Então, tudo pronto, hora de rodar – a imagem que víamos até então era feita em vídeo digital. A criança que representa o diretor-autor do grupo dá o sinal: "ação!", e então surge para nós o plano filmado – o único feito em película em Câmera. Nosso narrador, maquiado e bem-iluminado como não esteve em nenhum outro momento, começa seu discurso: "Um dia, as crianças trouxeram para casa uma velha câmera, não sei onde a encontraram, e ficaram terrivelmente excitadas...". Ele repete a fala inicial. Neste momento entendemos que todo aquele depoimento emocionado era um "ensaio". Só então que isso fica claro – era um ator ensaiando o discurso feito por um ator. Mas aí algo acontece. Como dizem os paulistas, cai a ficha. Não há mais para o ator distância entre ele e o personagem – a câmera o desnudou. Nessa hora, o discurso ensaiado já foi dito, e basta o silêncio – do qual somos cúmplices – e a tristeza que se abate por parecer saber o script de cor.

Se há cinema para as crianças, mal ou bem, todos podemos ser um pouco crianças – e que bom que as crianças sabem se divertir. A câmera pode matar o instante que registra, mas é ela que cria os instantes que por si só nunca existiriam – como o filme nos mostra, a câmera traz à tona o silêncio final e a vida transborda no filme. As crianças se divertem – e que bom que podemos participar, que bom que somos todos crianças. Se filma-se e atira-se por entretenimento, se a fotografia é morte de forma tão infantil, que a nossa melancolia nos conceda que, por vezes, isso pareça ‘puro e inocente’, ainda que ‘puro e inocente’ sejam termos que raramente podem ser aplicados nesses casos.

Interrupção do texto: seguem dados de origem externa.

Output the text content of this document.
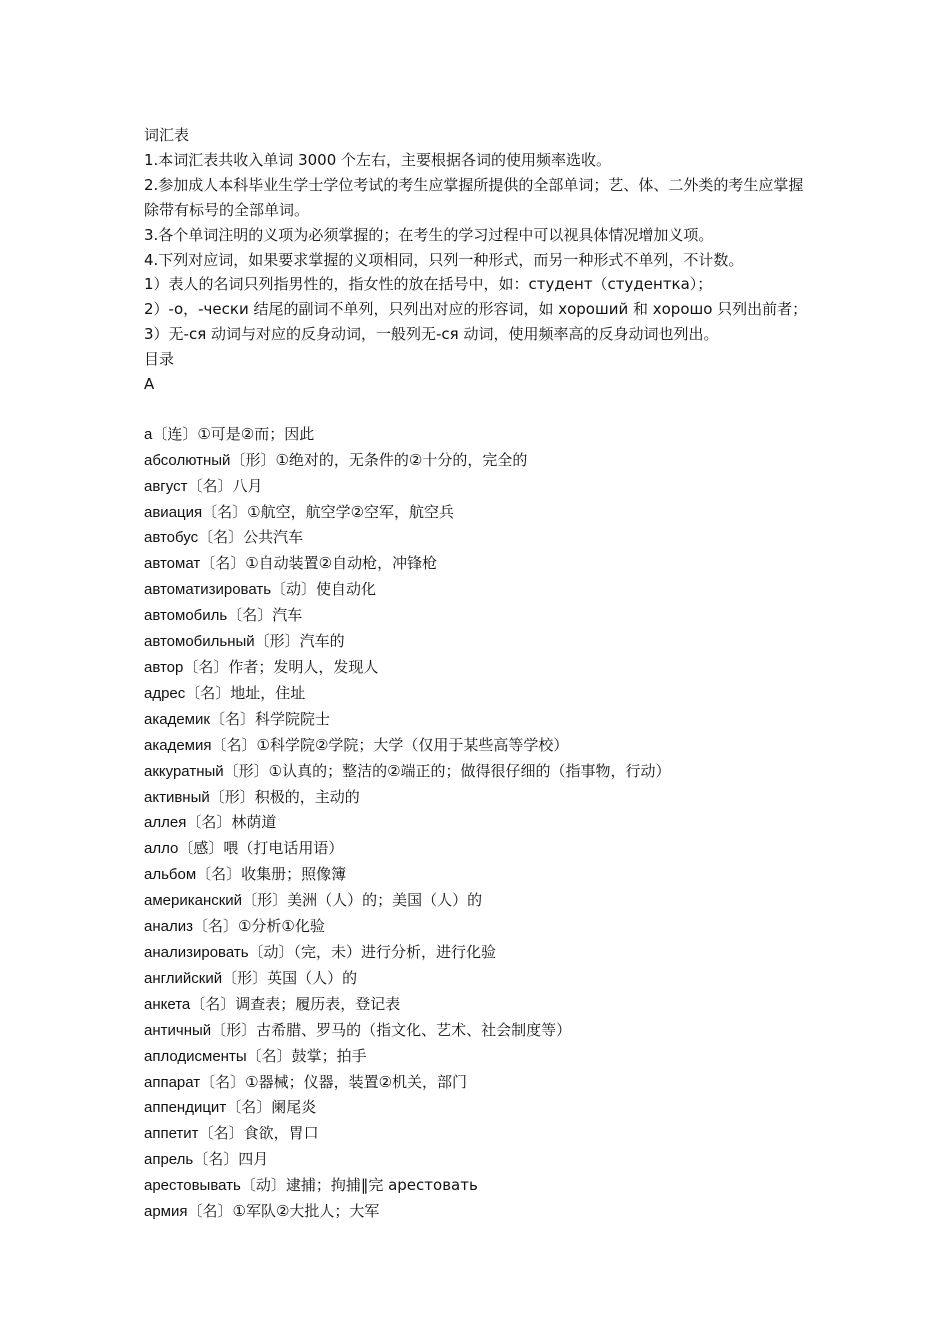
词汇表
1.本词汇表共收入单词 3000 个左右，主要根据各词的使用频率选收。
2.参加成人本科毕业生学士学位考试的考生应掌握所提供的全部单词；艺、体、二外类的考生应掌握除带有标号的全部单词。
3.各个单词注明的义项为必须掌握的；在考生的学习过程中可以视具体情况增加义项。
4.下列对应词，如果要求掌握的义项相同，只列一种形式，而另一种形式不单列，不计数。
1）表人的名词只列指男性的，指女性的放在括号中，如：студент（студентка）；
2）-о，-чески 结尾的副词不单列，只列出对应的形容词，如 хороший 和 хорошо 只列出前者；
3）无-ся 动词与对应的反身动词，一般列无-ся 动词，使用频率高的反身动词也列出。
目录
A
а〔连〕①可是②而；因此
абсолютный〔形〕①绝对的，无条件的②十分的，完全的
август〔名〕八月
авиация〔名〕①航空，航空学②空军，航空兵
автобус〔名〕公共汽车
автомат〔名〕①自动装置②自动枪，冲锋枪
автоматизировать〔动〕使自动化
автомобиль〔名〕汽车
автомобильный〔形〕汽车的
автор〔名〕作者；发明人，发现人
адрес〔名〕地址，住址
академик〔名〕科学院院士
академия〔名〕①科学院②学院；大学（仅用于某些高等学校）
аккуратный〔形〕①认真的；整洁的②端正的；做得很仔细的（指事物，行动）
активный〔形〕积极的，主动的
аллея〔名〕林荫道
алло〔感〕喂（打电话用语）
альбом〔名〕收集册；照像簿
американский〔形〕美洲（人）的；美国（人）的
анализ〔名〕①分析①化验
анализировать〔动〕（完，未）进行分析，进行化验
английский〔形〕英国（人）的
анкета〔名〕调查表；履历表，登记表
античный〔形〕古希腊、罗马的（指文化、艺术、社会制度等）
аплодисменты〔名〕鼓掌；拍手
аппарат〔名〕①器械；仪器，装置②机关，部门
аппендицит〔名〕阑尾炎
аппетит〔名〕食欲，胃口
апрель〔名〕四月
арестовывать〔动〕逮捕；拘捕‖完 арестовать
армия〔名〕①军队②大批人；大军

Cronenberg fez um filme de sete minutos que explicitou e denunciou a ‘doença da tela’ – mas que mal faz ela por si só? Não será que ela apenas nos espelha?

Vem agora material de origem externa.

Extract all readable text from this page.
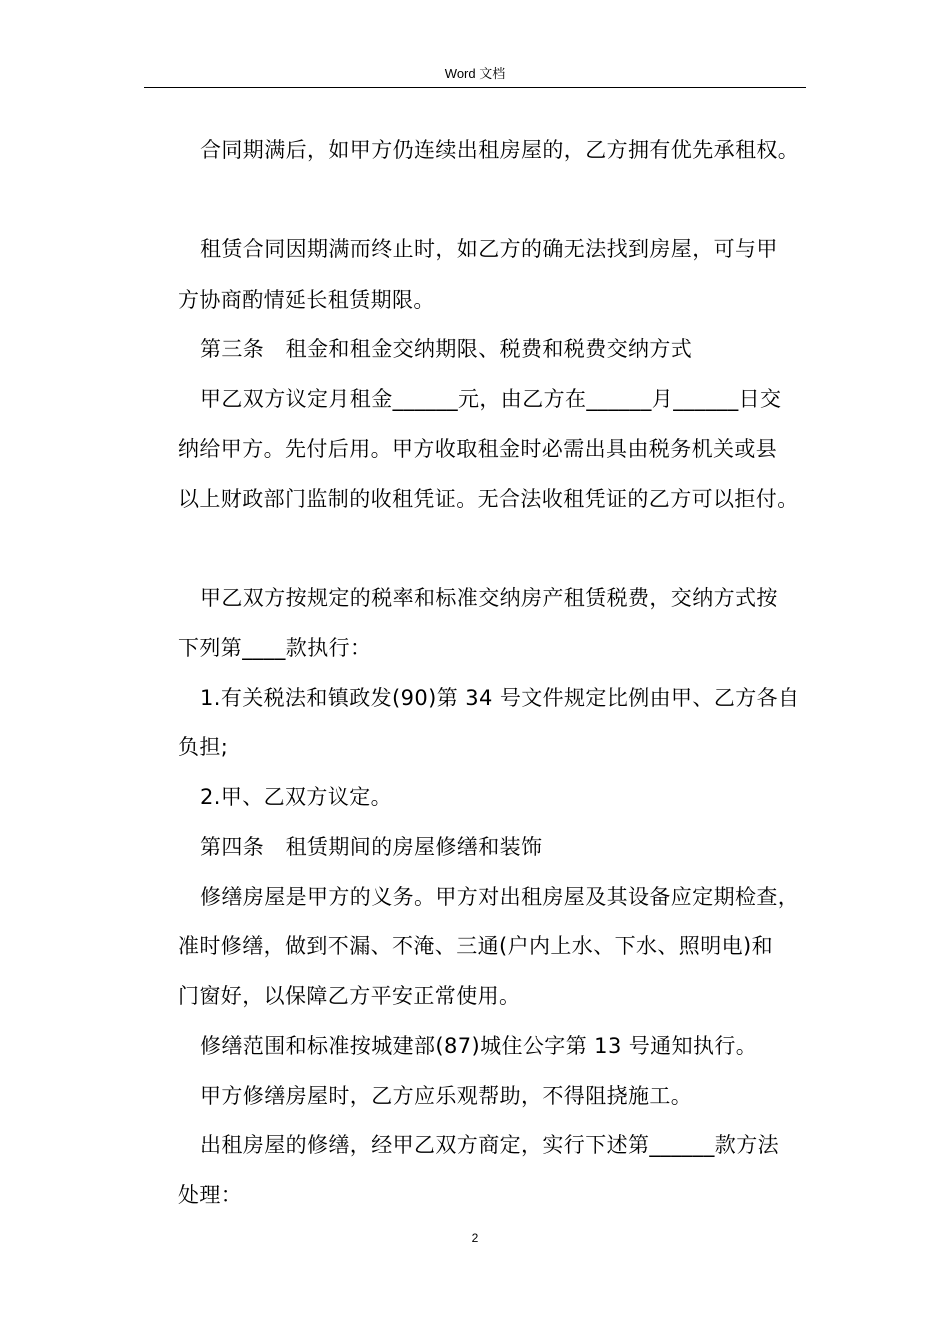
Word 文档
合同期满后，如甲方仍连续出租房屋的，乙方拥有优先承租权。
租赁合同因期满而终止时，如乙方的确无法找到房屋，可与甲
方协商酌情延长租赁期限。
第三条　租金和租金交纳期限、税费和税费交纳方式
甲乙双方议定月租金______元，由乙方在______月______日交
纳给甲方。先付后用。甲方收取租金时必需出具由税务机关或县
以上财政部门监制的收租凭证。无合法收租凭证的乙方可以拒付。
甲乙双方按规定的税率和标准交纳房产租赁税费，交纳方式按
下列第____款执行：
1.有关税法和镇政发(90)第 34 号文件规定比例由甲、乙方各自
负担;
2.甲、乙双方议定。
第四条　租赁期间的房屋修缮和装饰
修缮房屋是甲方的义务。甲方对出租房屋及其设备应定期检查，
准时修缮，做到不漏、不淹、三通(户内上水、下水、照明电)和
门窗好，以保障乙方平安正常使用。
修缮范围和标准按城建部(87)城住公字第 13 号通知执行。
甲方修缮房屋时，乙方应乐观帮助，不得阻挠施工。
出租房屋的修缮，经甲乙双方商定，实行下述第______款方法
处理：
2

Ao olhar o cinema, é um filme que fala da velhice e da juventude, da morte, da vida, da vida que se renova e que produz, irresponsável e teimosa. Só que é um filme amargo, melancólico como só ele – em seus poucos instantes nós nos damos conta de como somos crianças empolgadas e como somos velhos melancólicos, e como uma coisa sucede a outra natural(e cruel?)mente.

Curto como é, no entanto é também, possivelmente, o maior filme do ano. Se, por um lado, retoma vários dos temas que sempre interessaram a Cronenberg (como a tal ‘doença do filme’ ou a transformação causada pelas estranhas relações com a tecnologia), esse filme se torna um marco em sua carreira pela melancolia definitiva (e até carinhosa) que dá tom ao filme, como a nenhum outro até então – além disso, há um sincero e revelador carinho pelos filmes que as crianças fazem.

É preciso acrescentar, finalmente, que a atuação de Leslie Carlson é de entrar para a história da velhice melancólica – que bom que uma câmera a registrou.